Along with these less than encouraging battlefield realities, the Soviet military suffered from a smorgasbord of infectious ills. It is estimated that throughout the nine-year occupation of Afghanistan, the annual attack rate of infectious diseases amongst Soviet troops ranged from a jaw-dropping 53% to 69%. A striking 67% of soldiers required hospitalization for a serious illness (1). Several researchers examining the medical side of the conflict have made the pointed remark that many of the Soviet-constructed hospitals were filled with their own military personnel rather than the Afghani population that they were originally intended for.

Soviet soldiers in Afghanistan in 1988 Image: Unknown. Image: Mikhail Evstafiev. Click for source.

Viral hepatitis and typhoid were largely responsible for disabling troops - there were 115,308 cases of hepatitis and 31,080 of typhoid fever.
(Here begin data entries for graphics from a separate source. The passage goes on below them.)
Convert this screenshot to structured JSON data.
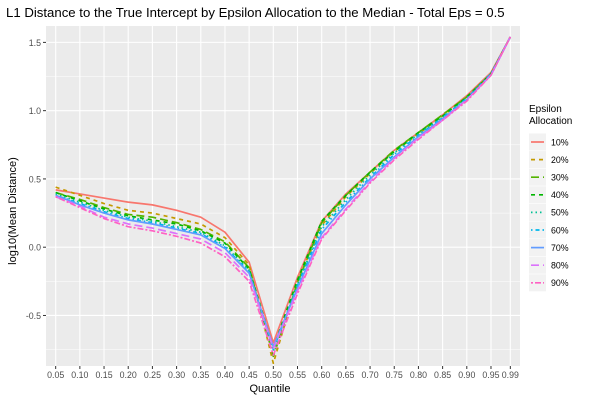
{
  "chart_data": {
    "type": "line",
    "title": "L1 Distance to the True Intercept by Epsilon Allocation to the Median - Total Eps = 0.5",
    "xlabel": "Quantile",
    "ylabel": "log10(Mean Distance)",
    "x": [
      0.05,
      0.1,
      0.15,
      0.2,
      0.25,
      0.3,
      0.35,
      0.4,
      0.45,
      0.5,
      0.55,
      0.6,
      0.65,
      0.7,
      0.75,
      0.8,
      0.85,
      0.9,
      0.95,
      0.99
    ],
    "x_tick_labels": [
      "0.05",
      "0.10",
      "0.15",
      "0.20",
      "0.25",
      "0.30",
      "0.35",
      "0.40",
      "0.45",
      "0.50",
      "0.55",
      "0.60",
      "0.65",
      "0.70",
      "0.75",
      "0.80",
      "0.85",
      "0.90",
      "0.95",
      "0.99"
    ],
    "y_ticks": [
      -0.5,
      0.0,
      0.5,
      1.0,
      1.5
    ],
    "y_tick_labels": [
      "-0.5",
      "0.0",
      "0.5",
      "1.0",
      "1.5"
    ],
    "xlim": [
      0.03,
      1.01
    ],
    "ylim": [
      -0.87,
      1.62
    ],
    "grid": true,
    "legend": {
      "title": "Epsilon\nAllocation",
      "placement": "right"
    },
    "series": [
      {
        "name": "10%",
        "color": "#F8766D",
        "dash": "solid",
        "values": [
          0.42,
          0.39,
          0.36,
          0.33,
          0.31,
          0.27,
          0.22,
          0.11,
          -0.11,
          -0.7,
          -0.22,
          0.19,
          0.39,
          0.55,
          0.71,
          0.84,
          0.97,
          1.11,
          1.28,
          1.54
        ]
      },
      {
        "name": "20%",
        "color": "#C49A00",
        "dash": "dashed",
        "values": [
          0.44,
          0.38,
          0.32,
          0.27,
          0.25,
          0.21,
          0.17,
          0.07,
          -0.13,
          -0.85,
          -0.25,
          0.16,
          0.37,
          0.54,
          0.7,
          0.83,
          0.96,
          1.1,
          1.27,
          1.54
        ]
      },
      {
        "name": "30%",
        "color": "#53B400",
        "dash": "longdash",
        "values": [
          0.4,
          0.35,
          0.29,
          0.24,
          0.22,
          0.18,
          0.13,
          0.04,
          -0.15,
          -0.8,
          -0.26,
          0.18,
          0.38,
          0.55,
          0.71,
          0.84,
          0.97,
          1.1,
          1.27,
          1.54
        ]
      },
      {
        "name": "40%",
        "color": "#00B600",
        "dash": "dashed",
        "values": [
          0.4,
          0.34,
          0.28,
          0.23,
          0.2,
          0.17,
          0.12,
          0.03,
          -0.16,
          -0.74,
          -0.24,
          0.19,
          0.38,
          0.55,
          0.7,
          0.84,
          0.96,
          1.1,
          1.27,
          1.54
        ]
      },
      {
        "name": "50%",
        "color": "#00C094",
        "dash": "dotted",
        "values": [
          0.39,
          0.33,
          0.27,
          0.22,
          0.19,
          0.15,
          0.11,
          0.01,
          -0.17,
          -0.76,
          -0.27,
          0.15,
          0.35,
          0.53,
          0.69,
          0.83,
          0.95,
          1.09,
          1.27,
          1.54
        ]
      },
      {
        "name": "60%",
        "color": "#00B6EB",
        "dash": "dotdash",
        "values": [
          0.38,
          0.32,
          0.26,
          0.21,
          0.18,
          0.14,
          0.1,
          0.0,
          -0.18,
          -0.75,
          -0.28,
          0.13,
          0.33,
          0.51,
          0.68,
          0.82,
          0.95,
          1.09,
          1.27,
          1.54
        ]
      },
      {
        "name": "70%",
        "color": "#619CFF",
        "dash": "solid",
        "values": [
          0.38,
          0.31,
          0.25,
          0.2,
          0.17,
          0.13,
          0.09,
          -0.01,
          -0.19,
          -0.73,
          -0.3,
          0.1,
          0.31,
          0.5,
          0.66,
          0.81,
          0.94,
          1.08,
          1.26,
          1.54
        ]
      },
      {
        "name": "80%",
        "color": "#DB72FB",
        "dash": "longdash",
        "values": [
          0.37,
          0.3,
          0.22,
          0.17,
          0.14,
          0.1,
          0.06,
          -0.04,
          -0.22,
          -0.74,
          -0.32,
          0.07,
          0.28,
          0.48,
          0.65,
          0.8,
          0.93,
          1.08,
          1.26,
          1.54
        ]
      },
      {
        "name": "90%",
        "color": "#FF61C3",
        "dash": "twodash",
        "values": [
          0.37,
          0.29,
          0.21,
          0.15,
          0.12,
          0.08,
          0.03,
          -0.07,
          -0.25,
          -0.79,
          -0.34,
          0.06,
          0.27,
          0.47,
          0.64,
          0.79,
          0.93,
          1.07,
          1.26,
          1.54
        ]
      }
    ]
  }
}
Another 269,544 cases have been attributed to plague, malaria, cholera, diphtheria, meningitis, shigellosis, amoebic dysentery, pneumonia, typhus, paratyphus and other illnesses. The sheer variety of diseases and magnitude of those infected is astonishing, even to an infectious disease scholar. That’s an impressively multitudinous bacteria-virus-parasite swap meet! I’m trying hard not to imagine Afghanistan as one massive pulsating, sandy petri dish right now.